Gabel C A, Foster S A
J Cell Biol. 1986 Mar;102(3):943-50. doi: 10.1083/jcb.102.3.943.
During their transport from the endoplasmic reticulum to lysosomes, newly synthesized acid hydrolases are phosphorylated in the Golgi apparatus to generate a common recognition marker, mannose 6-phosphate (Man 6-P). The phosphorylated acid hydrolases then bind to the Man 6-P receptor and are transported by an unknown route to lysosomes. To learn more about the delivery pathway, we examined the fate of the phosphorylated oligosaccharides synthesized by a Man 6-P receptor-positive line of mouse L-cells. In contrast to the rapid degradation of the recognition marker previously observed in mouse lymphoma cells (Gabel, C. A., D. E. Goldberg, and S. Kornfield. 1982. J. Cell Biol., 95:536-542), the number of high mannose oligosaccharides phosphorylated by the L-cells after a 30-min pulse labeling with [2-3H]mannose increased continuously during a subsequent 4-h chase period to a maximum of 9.3% of the total cell-associated structures. After 19 h of chase the absolute number of phosphorylated oligosaccharides declined, but the loss was accompanied by a general loss of cellular oligosaccharides such that 7.4% of the cell-associated high mannose oligosaccharides remained phosphorylated. The longevity of the Man 6-P recognition marker in the L-cells was verified by analyzing the ability of an individual acid hydrolase, beta-glucuronidase, to serve as a ligand for the Man 6-P receptor. At least 60% of the steady state beta-glucuronidase molecules isolated from the L-cells could undergo receptor-mediated endocytosis into enzyme-deficient human fibroblasts. Dense lysosomal granules isolated by metrizamide gradient centrifugation from [3H]mannose-labeled L-cells were found to be highly enriched in their content of phosphomonoester-containing oligosaccharides. The data indicate that acid hydrolases may retain their Man 6-P recognition markers within lysosomes, and suggest the possibility that dephosphorylation occurs at a nonlysosomal location through which the newly synthesized enzymes pass en route to lysosomes.

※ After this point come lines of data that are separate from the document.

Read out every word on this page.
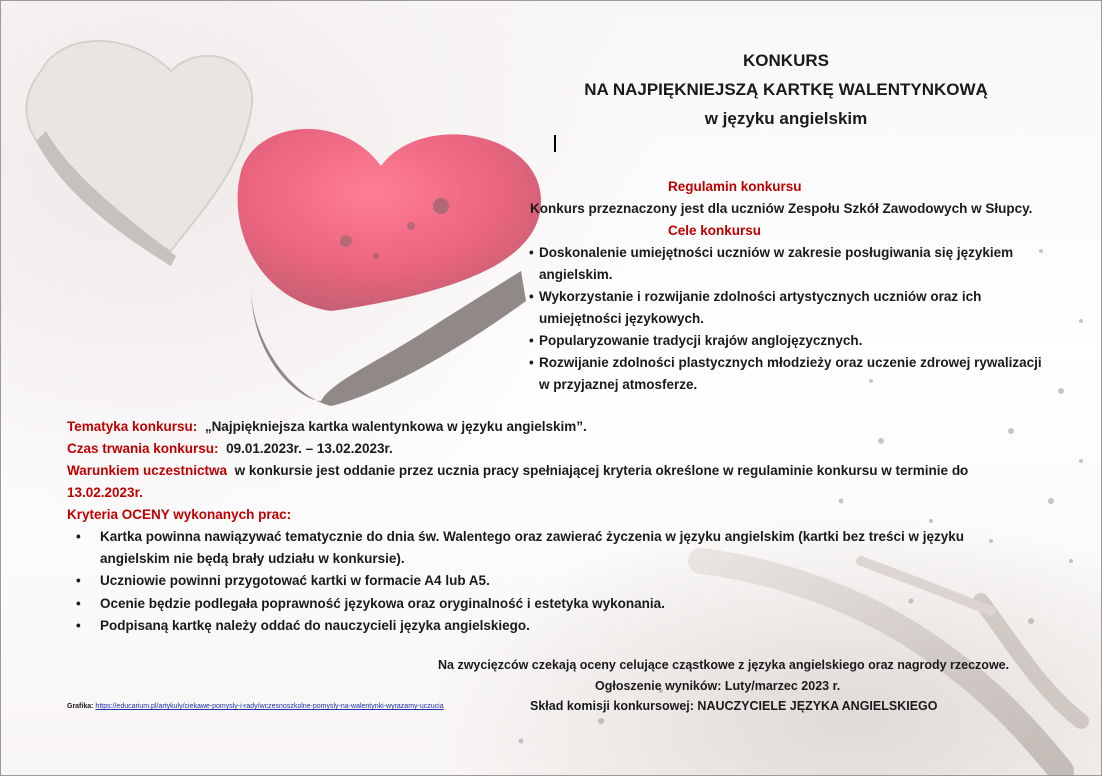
KONKURS
NA NAJPIĘKNIEJSZĄ KARTKĘ WALENTYNKOWĄ
w języku angielskim
Regulamin konkursu
Konkurs przeznaczony jest dla uczniów Zespołu Szkół Zawodowych w Słupcy.
Cele konkursu
• Doskonalenie umiejętności uczniów w zakresie posługiwania się językiem
angielskim.
• Wykorzystanie i rozwijanie zdolności artystycznych uczniów oraz ich
umiejętności językowych.
• Popularyzowanie tradycji krajów anglojęzycznych.
• Rozwijanie zdolności plastycznych młodzieży oraz uczenie zdrowej rywalizacji
w przyjaznej atmosferze.
Tematyka konkursu: „Najpiękniejsza kartka walentynkowa w języku angielskim”.
Czas trwania konkursu: 09.01.2023r. – 13.02.2023r.
Warunkiem uczestnictwa w konkursie jest oddanie przez ucznia pracy spełniającej kryteria określone w regulaminie konkursu w terminie do
13.02.2023r.
Kryteria OCENY wykonanych prac:
• Kartka powinna nawiązywać tematycznie do dnia św. Walentego oraz zawierać życzenia w języku angielskim (kartki bez treści w języku
angielskim nie będą brały udziału w konkursie).
• Uczniowie powinni przygotować kartki w formacie A4 lub A5.
• Ocenie będzie podlegała poprawność językowa oraz oryginalność i estetyka wykonania.
• Podpisaną kartkę należy oddać do nauczycieli języka angielskiego.
Na zwycięzców czekają oceny celujące cząstkowe z języka angielskiego oraz nagrody rzeczowe.
Ogłoszenie wyników: Luty/marzec 2023 r.
Skład komisji konkursowej: NAUCZYCIELE JĘZYKA ANGIELSKIEGO
Grafika: https://educarium.pl/artykuly/ciekawe-pomysly-i-rady/wczesnoszkolne-pomysly-na-walentynki-wyrazamy-uczucia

在从内质网运输到溶酶体的过程中,新合成的酸性水解酶在高尔基体中被磷酸化,以生成一个共同的识别标记——甘露糖6-磷酸(Man 6-P)。然后,磷酸化的酸性水解酶与Man 6-P受体结合,并通过一条未知途径被运输到溶酶体。为了更多地了解递送途径,我们研究了由小鼠L细胞的Man 6-P受体阳性细胞系合成的磷酸化寡糖的命运。与先前在小鼠淋巴瘤细胞中观察到的识别标记的快速降解情况(Gabel, C. A., D. E. Goldberg, and S. Kornfield. 1982. J. Cell Biol., 95:536 - 542)不同,在用[2-³H]甘露糖进行30分钟脉冲标记后,L细胞磷酸化的高甘露糖寡糖数量在随后的4小时追踪期内持续增加,最高达到细胞相关结构总量的9.3%。追踪19小时后,磷酸化寡糖的绝对数量下降,但这种损失伴随着细胞寡糖的普遍损失,以至于细胞相关的高甘露糖寡糖中有7.4%仍保持磷酸化状态。通过分析单个酸性水解酶β-葡萄糖醛酸酶作为Man 6-P受体配体的能力,证实了L细胞中Man 6-P识别标记的持久性。从L细胞中分离出的至少60%的稳态β-葡萄糖醛酸酶分子能够通过受体介导的内吞作用进入缺乏该酶的人成纤维细胞。通过甲泛葡胺梯度离心从[³H]甘露糖标记的L细胞中分离出的致密溶酶体颗粒,其含磷酸单酯的寡糖含量高度富集。数据表明酸性水解酶可能在溶酶体内保留其Man 6-P识别标记,并提示在新合成的酶通往溶酶体的途中,去磷酸化可能发生在一个非溶酶体位置。